Hubert Matthias Sanktjohanser macht Möbel. Möbel aus Holz. Doch das Material Holz ist für ihn nicht Ausgangspunkt – er wählt es, weil es das geeignetste ist, um einen bestimmten Zweck zu erfüllen. Dass er gerade dadurch alle Vorzüge und die volle Schönheit eben dieses Materials deutlich macht, gehört zu den wunderbaren Selbstverständlichkeiten guter Gestaltung.
In der väterlichen Tischlerei kam er schon in früher Jugend mit Holz und dessen Verarbeitung in Berührung. Ebenso wichtig war aber auch die Idee des Wohnens, die ihm von seinem Zuhause vermittelt wurde – eine sehr individuelle Idee, die später durch seine Frau, die Architektin ist, zu einer ständigen Auseinandersetzung mit dem Raum wurde. Die prägenden Eindrücke verdichteten sich unter dem Gesamtbegriff der Qualität. Eine Qualität, die er allerdings mit möglichst geringem Aufwand an Formen, aber auch an Material – und dadurch auch kostengünstig – zu erreichen sucht.

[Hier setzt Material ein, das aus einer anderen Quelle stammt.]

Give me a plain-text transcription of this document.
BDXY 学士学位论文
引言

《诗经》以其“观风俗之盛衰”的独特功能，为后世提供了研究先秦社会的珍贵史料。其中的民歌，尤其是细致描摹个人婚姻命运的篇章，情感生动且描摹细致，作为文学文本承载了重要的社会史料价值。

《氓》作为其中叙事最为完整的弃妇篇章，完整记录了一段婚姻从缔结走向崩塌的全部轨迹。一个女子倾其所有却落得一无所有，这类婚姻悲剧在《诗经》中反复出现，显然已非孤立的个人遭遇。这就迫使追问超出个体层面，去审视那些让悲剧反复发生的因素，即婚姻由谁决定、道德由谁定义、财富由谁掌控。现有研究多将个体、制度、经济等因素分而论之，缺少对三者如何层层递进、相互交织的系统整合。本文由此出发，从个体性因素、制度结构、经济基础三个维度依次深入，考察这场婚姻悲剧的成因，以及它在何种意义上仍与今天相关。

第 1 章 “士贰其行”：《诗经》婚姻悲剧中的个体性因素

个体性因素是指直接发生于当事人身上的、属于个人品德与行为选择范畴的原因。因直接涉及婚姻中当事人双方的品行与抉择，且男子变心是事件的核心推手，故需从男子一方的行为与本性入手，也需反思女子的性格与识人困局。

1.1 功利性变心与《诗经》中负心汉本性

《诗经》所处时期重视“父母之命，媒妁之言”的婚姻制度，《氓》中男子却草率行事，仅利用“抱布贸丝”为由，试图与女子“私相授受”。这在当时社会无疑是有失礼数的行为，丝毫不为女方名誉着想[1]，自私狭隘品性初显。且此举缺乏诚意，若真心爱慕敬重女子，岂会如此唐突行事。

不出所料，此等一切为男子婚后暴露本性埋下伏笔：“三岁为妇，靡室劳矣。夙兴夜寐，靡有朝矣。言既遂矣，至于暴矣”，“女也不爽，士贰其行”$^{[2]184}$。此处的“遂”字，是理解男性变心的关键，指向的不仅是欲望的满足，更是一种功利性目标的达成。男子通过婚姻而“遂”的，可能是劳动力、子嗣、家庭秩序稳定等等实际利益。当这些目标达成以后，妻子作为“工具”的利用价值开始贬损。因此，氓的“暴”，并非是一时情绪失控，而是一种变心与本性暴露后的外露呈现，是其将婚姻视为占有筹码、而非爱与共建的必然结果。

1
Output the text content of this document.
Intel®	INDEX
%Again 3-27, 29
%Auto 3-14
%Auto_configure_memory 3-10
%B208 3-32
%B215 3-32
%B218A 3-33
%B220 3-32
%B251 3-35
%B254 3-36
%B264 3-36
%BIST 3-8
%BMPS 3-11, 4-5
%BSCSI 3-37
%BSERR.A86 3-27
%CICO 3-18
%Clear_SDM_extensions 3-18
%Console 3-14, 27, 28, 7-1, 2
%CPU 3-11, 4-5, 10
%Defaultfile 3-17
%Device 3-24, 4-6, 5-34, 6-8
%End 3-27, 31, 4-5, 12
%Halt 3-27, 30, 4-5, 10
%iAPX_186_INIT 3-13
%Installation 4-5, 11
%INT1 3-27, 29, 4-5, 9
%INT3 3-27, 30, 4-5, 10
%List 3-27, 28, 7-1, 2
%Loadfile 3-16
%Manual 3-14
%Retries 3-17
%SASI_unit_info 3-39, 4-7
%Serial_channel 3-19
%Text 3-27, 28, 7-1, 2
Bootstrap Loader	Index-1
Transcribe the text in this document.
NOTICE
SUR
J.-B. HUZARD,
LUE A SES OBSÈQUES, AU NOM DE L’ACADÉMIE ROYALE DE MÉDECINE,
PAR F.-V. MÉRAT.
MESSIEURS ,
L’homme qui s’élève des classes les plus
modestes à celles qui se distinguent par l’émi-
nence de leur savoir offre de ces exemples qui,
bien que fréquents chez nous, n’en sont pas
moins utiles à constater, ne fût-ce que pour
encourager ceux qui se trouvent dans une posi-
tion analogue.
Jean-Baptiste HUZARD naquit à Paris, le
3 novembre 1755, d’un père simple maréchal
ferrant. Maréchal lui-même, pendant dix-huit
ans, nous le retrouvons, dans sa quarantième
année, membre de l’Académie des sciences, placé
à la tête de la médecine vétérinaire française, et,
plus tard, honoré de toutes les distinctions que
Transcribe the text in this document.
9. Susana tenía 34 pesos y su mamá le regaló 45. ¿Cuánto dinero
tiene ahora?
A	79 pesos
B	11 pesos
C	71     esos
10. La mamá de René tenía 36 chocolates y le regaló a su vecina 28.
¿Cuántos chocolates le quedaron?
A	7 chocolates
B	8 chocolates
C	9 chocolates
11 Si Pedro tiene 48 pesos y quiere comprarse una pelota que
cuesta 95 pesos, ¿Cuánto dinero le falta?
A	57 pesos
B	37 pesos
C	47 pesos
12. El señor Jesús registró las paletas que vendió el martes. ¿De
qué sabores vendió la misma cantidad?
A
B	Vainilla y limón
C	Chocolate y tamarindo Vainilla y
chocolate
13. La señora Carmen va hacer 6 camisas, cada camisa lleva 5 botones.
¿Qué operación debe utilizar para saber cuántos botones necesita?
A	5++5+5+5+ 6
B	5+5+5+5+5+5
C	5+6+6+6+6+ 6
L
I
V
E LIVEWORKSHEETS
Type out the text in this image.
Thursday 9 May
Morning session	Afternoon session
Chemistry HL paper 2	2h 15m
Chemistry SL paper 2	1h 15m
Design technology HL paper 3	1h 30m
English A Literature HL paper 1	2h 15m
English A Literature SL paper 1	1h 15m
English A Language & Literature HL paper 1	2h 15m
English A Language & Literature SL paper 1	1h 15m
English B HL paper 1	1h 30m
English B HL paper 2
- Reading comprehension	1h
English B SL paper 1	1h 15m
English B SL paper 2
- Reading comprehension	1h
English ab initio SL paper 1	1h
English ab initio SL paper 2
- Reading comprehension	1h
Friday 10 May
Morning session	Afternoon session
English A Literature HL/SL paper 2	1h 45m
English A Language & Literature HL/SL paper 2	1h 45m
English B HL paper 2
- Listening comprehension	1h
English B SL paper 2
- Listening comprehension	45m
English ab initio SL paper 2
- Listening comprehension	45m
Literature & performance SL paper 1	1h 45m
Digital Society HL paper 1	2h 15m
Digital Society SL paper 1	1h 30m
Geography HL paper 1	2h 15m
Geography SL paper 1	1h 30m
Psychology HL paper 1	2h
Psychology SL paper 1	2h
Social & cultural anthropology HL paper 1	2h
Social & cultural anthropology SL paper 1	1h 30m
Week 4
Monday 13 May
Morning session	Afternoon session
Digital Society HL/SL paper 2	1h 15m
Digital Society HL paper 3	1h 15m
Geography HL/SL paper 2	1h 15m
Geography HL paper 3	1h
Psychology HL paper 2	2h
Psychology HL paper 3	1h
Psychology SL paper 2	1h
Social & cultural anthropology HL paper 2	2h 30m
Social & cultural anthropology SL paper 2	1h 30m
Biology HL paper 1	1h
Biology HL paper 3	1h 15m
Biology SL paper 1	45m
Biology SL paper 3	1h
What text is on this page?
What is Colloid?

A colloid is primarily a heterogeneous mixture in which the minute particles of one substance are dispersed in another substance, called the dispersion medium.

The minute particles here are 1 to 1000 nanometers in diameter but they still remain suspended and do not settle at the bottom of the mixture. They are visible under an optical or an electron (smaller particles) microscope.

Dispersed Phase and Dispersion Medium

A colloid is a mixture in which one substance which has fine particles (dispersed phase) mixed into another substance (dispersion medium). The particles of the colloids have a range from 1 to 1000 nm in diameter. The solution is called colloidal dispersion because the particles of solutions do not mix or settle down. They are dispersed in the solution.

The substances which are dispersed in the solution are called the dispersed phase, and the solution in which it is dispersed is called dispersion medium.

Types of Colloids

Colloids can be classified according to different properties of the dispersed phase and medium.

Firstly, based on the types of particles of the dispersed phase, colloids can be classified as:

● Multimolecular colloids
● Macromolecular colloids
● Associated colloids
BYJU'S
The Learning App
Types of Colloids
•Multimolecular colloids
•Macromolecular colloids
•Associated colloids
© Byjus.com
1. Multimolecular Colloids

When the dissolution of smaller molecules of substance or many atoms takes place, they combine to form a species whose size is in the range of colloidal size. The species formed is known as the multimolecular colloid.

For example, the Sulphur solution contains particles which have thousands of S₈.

»Ich arbeite grundsätzlich kontextorientiert.« sagt Sanktjohanser. »Etwas zu schaffen, das keinen mir wertvoll erscheinenden Verwendungszweck hat, entspricht nicht meiner Vorstellung von einem kreativen Entwurfsprozess. Mit jedem Stück, das ich plane und herstelle, übernehme ich eine Verantwortung. Das ist die Ethik des Entwerfens.« Das planende Vorgehen ist eines von außen nach innen, von der Begrenzung zum Zentrum. Außen: Das sind die Wände. Aus ihnen werden Möbelteile, Möbelflächen herausgekippt. Sie lösen sich ab und werden zu räumlichen Elementen, ohne die Einheit mit der Wand ganz aufzugeben. Der nächste Schritt erfolgt damit, dass diese Möbel sich gewissermaßen in Bewegung setzen. Sie lösen sich als bewegliche Einheiten heraus, sind aber oft faltbar oder stapelbar, d.h. sie bilden immer wieder neue Räume (wie etwa die »Öffentliche und private Bibliothek«).
Manche werden auch als Regale autonome Teile vor einer Wand. Zuletzt rücken sie in die Mitte vor: Kuben, die frei beweglich sind, die Gruppen bilden und mit einfachen Additiven wie Platten Sitze, Tische oder Behälter entstehen lassen. Eine besondere Rolle spielen die Stühle. Einfache Grundkörper, die durch unterschiedliches Aufstecken der Lehnen die verschiedensten Kombinationen ermöglichen: Reihen oder Kleingruppen. Die Armstützen werden zu kleinen Ablagetischen oder Schreibpulten. Es gibt je nach Bedarf ein Nebeneinander oder Gegenüber. Das ultimative System ist ein Sperrholzkubus von eigenwilligem Zuschnitt, dessen leichte Kurvenform eine große Vielfalt sehr reizvoller Konstellationen erlaubt. Trotz der konsequenten Reduktion wirkt das alles locker und leicht und aus sich heraus bewegt.
Zufälle gibt es nicht bei Sanktjohanser. Alle Maße sind genau geplant. Unnötiges gibt es auch nicht. Die Details sind aber gerade durch ihren Minimalismus so überzeugend. Die Voraussetzungen sind die saubere Verarbeitung und die liebevolle Vorbereitung. Außer dünnen Filzauflagen bei den Sesseln werden keine Zusatzmaterialien verwendet. Das Holz wirkt durch seine optischen und haptischen Eigenschaften, ohne jemals aufdringlich zu sein. Diese Möbel stehen im Dialog mit dem Raum. Sie machen ihn trotz ihrer Einfachheit und Strenge bewohnbar, weil sie Harmonie, Bewegung und Rhythmus einbringen. Sie atmen, so wie das Holz atmet.
Hubert Matthias Sanktjohanser
1960 geboren in München. Matura und handwerkliche Ausbildung als Tischler. Seit 1984 freischaffend tätig. 1998 Förderpreis der Stadt München für angewandte Kunst.
Seit 1992 verschiedene Ausstellungsbeteiligungen.
Ausstellungen (Auswahl)
1999 Galerie Wittenbrink, München (mit Gordon Matta-Clark, USA)
artforum Berlin
2000 Stadtmuseum Penzberg (Einzelausstellung)
Galerie Wittenbrink, München
2001 1. Preis beim Wettbewerb für Kunst am Bau des Konzerns Roche Diagnostics, Basel.